Nowhere will the lasting effects of the Supreme Court decisions be felt more than in Louisiana, Mississippi, and Texas. A 1996 ruling by the U.S. Court of Appeals for the Fifth Circuit, Hopwood v. Texas, prohibited colleges in those states from using race in admissions-a decision now supplanted by the recent Supreme Court rulings. After Hopwood, colleges like the University of Texas at Austin saw their minority enrollments plummet. The number of African American students on the Austin campus, for instance, fell from 4.1 percent of the freshman class in the last year that affirmative action was used to 2.7 percent the following year.
Minority enrollment at the Austin campus began to increase after state lawmakers passed a law that automatically admitted the top 10 percent of each high school graduating class in Texas to a state university. The policy benefited the low-income neighborhoods where such high schools were located, but did not cover graduate and professional schools. Faulkner says the Supreme Court's decision could make an immediate and significant difference at the graduate school level. "There's a more pressing need to reinstitute [race-conscious] policies in those programs," he says.
Putting revised admissions policies in place that meet the high court's standards is bound to take time and more admissions officers. At the University of Michigan itself, officials say they plan to hire a new crop of counselors and trained application readers to review three essays and additional background information to select the undergraduate class of 2008. At the University of Georgia, which abandoned race-conscious admissions after the U.S. Court of Appeals for the 11th Circuit struck down its admissions policy in 2001, officials say they will appoint a committee with the goal of making changes for the fall of 2005. "We need to have a good bit of discussion about it if we want to use race again and about how we want to do it," says Del Dunn, vice president for instruction.
Point-based systems like Michigan's were developed in an effort to deal efficiently with the large number of applications that some colleges receive. But in his majority opinion in the undergraduate case, Chief Justice William H. Rehnquist wrote that colleges could not use "administrative challenges" as an excuse for relying on formulas instead of "individualized consideration."

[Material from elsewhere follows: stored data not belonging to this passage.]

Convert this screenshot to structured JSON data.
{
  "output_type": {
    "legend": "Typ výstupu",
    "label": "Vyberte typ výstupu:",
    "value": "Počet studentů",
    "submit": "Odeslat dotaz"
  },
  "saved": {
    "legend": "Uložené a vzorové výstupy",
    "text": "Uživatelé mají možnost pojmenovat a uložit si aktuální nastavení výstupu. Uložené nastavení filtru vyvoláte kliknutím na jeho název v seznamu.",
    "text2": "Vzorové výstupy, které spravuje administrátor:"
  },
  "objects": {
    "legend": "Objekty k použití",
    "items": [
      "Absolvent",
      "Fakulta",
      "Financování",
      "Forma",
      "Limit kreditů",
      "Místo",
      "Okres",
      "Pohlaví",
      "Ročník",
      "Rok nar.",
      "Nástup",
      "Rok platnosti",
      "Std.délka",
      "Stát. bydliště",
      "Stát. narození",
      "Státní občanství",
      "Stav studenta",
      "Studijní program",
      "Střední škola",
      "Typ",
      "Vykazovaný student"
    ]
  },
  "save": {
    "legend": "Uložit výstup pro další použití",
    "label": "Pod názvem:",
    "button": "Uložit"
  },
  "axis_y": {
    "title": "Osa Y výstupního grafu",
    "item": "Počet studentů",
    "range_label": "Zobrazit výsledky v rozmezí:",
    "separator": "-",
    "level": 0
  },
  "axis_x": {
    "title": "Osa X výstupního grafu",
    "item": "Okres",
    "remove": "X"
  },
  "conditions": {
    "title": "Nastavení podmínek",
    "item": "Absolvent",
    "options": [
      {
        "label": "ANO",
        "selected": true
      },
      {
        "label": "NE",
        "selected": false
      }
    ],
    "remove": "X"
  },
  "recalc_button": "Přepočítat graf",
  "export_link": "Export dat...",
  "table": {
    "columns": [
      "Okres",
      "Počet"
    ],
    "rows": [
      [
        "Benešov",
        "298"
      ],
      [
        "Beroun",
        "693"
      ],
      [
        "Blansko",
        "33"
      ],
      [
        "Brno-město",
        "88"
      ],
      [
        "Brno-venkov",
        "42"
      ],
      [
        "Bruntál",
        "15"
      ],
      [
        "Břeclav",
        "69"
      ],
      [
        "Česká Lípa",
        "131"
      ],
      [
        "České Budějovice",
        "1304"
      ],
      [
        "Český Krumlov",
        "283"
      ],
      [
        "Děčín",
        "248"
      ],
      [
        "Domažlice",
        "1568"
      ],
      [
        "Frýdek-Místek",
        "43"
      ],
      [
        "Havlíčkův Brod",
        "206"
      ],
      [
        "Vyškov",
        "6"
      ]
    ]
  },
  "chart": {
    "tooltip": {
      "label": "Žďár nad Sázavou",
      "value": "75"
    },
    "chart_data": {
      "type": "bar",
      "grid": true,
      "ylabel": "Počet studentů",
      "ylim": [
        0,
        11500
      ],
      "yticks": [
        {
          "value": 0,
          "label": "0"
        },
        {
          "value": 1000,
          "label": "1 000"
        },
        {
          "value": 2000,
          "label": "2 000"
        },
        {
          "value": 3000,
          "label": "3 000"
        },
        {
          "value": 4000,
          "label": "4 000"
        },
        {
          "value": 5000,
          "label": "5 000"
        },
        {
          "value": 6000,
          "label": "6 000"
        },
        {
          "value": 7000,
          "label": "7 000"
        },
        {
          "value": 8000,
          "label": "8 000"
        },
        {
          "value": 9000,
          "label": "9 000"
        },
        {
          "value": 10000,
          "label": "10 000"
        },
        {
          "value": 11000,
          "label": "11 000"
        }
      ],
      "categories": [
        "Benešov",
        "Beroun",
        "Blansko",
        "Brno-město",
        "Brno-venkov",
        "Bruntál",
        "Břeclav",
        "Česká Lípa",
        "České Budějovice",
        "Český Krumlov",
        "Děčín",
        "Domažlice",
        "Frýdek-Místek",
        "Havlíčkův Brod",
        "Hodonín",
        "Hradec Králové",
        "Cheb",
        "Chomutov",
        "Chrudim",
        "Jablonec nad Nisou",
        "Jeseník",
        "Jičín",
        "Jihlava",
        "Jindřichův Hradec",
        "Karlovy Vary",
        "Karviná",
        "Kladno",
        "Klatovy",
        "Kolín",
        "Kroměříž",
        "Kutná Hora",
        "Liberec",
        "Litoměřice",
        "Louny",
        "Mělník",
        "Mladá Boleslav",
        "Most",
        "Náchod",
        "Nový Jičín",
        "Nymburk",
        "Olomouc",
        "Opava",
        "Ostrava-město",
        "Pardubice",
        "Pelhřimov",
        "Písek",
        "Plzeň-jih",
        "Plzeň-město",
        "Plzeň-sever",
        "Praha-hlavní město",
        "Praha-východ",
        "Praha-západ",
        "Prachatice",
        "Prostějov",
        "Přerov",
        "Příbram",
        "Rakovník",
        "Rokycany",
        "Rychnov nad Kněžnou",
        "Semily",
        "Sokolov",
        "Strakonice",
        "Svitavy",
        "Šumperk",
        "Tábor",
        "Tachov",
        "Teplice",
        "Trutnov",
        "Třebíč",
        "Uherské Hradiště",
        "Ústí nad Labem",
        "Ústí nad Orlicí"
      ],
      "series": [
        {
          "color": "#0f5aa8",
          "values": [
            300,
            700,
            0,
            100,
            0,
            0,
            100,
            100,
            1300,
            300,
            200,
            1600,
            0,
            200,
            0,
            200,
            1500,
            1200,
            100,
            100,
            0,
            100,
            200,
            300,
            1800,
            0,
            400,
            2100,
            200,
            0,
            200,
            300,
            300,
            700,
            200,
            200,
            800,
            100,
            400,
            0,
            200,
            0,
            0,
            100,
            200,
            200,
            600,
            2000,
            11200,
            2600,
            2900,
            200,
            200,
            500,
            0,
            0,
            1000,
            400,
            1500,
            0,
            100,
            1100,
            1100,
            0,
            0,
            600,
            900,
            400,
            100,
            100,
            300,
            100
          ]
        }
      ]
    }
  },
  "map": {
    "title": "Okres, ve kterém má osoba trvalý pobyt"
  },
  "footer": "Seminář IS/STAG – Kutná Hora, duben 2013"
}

Pressure to adopt a more wide-ranging set of admissions criteria, which will require counselors to read every application they receive, is a "time and labor-intensive process," says David Hawkins, director of public policy for the National Association for College Admission Counseling, and comes at a time when the budgets of public colleges are being cut by state lawmakers. What's more, evaluating applicants individually is more subjective than relying on grades and test scores. "The public wants a system that is more transparent and fair, yet these challenges to using race are forcing us to return to a system that is less transparent," Hawkins says.
Despite the Supreme Court rulings, prohibitions on using race in admissions will stand in some states, at least for now. In California and Washington, colleges are restricted from using race by ballot initiatives approved by voters there. "The University of California will continue to comply" with the voter initiative, the university's president, Richard C. Atkinson, writes, "and we will continue to work through other legal means to achieve excellence and diversity on our campuses."
Jeffrey Selingo is a senior editor at the Chronicle of Higher Education in Washington, D.C.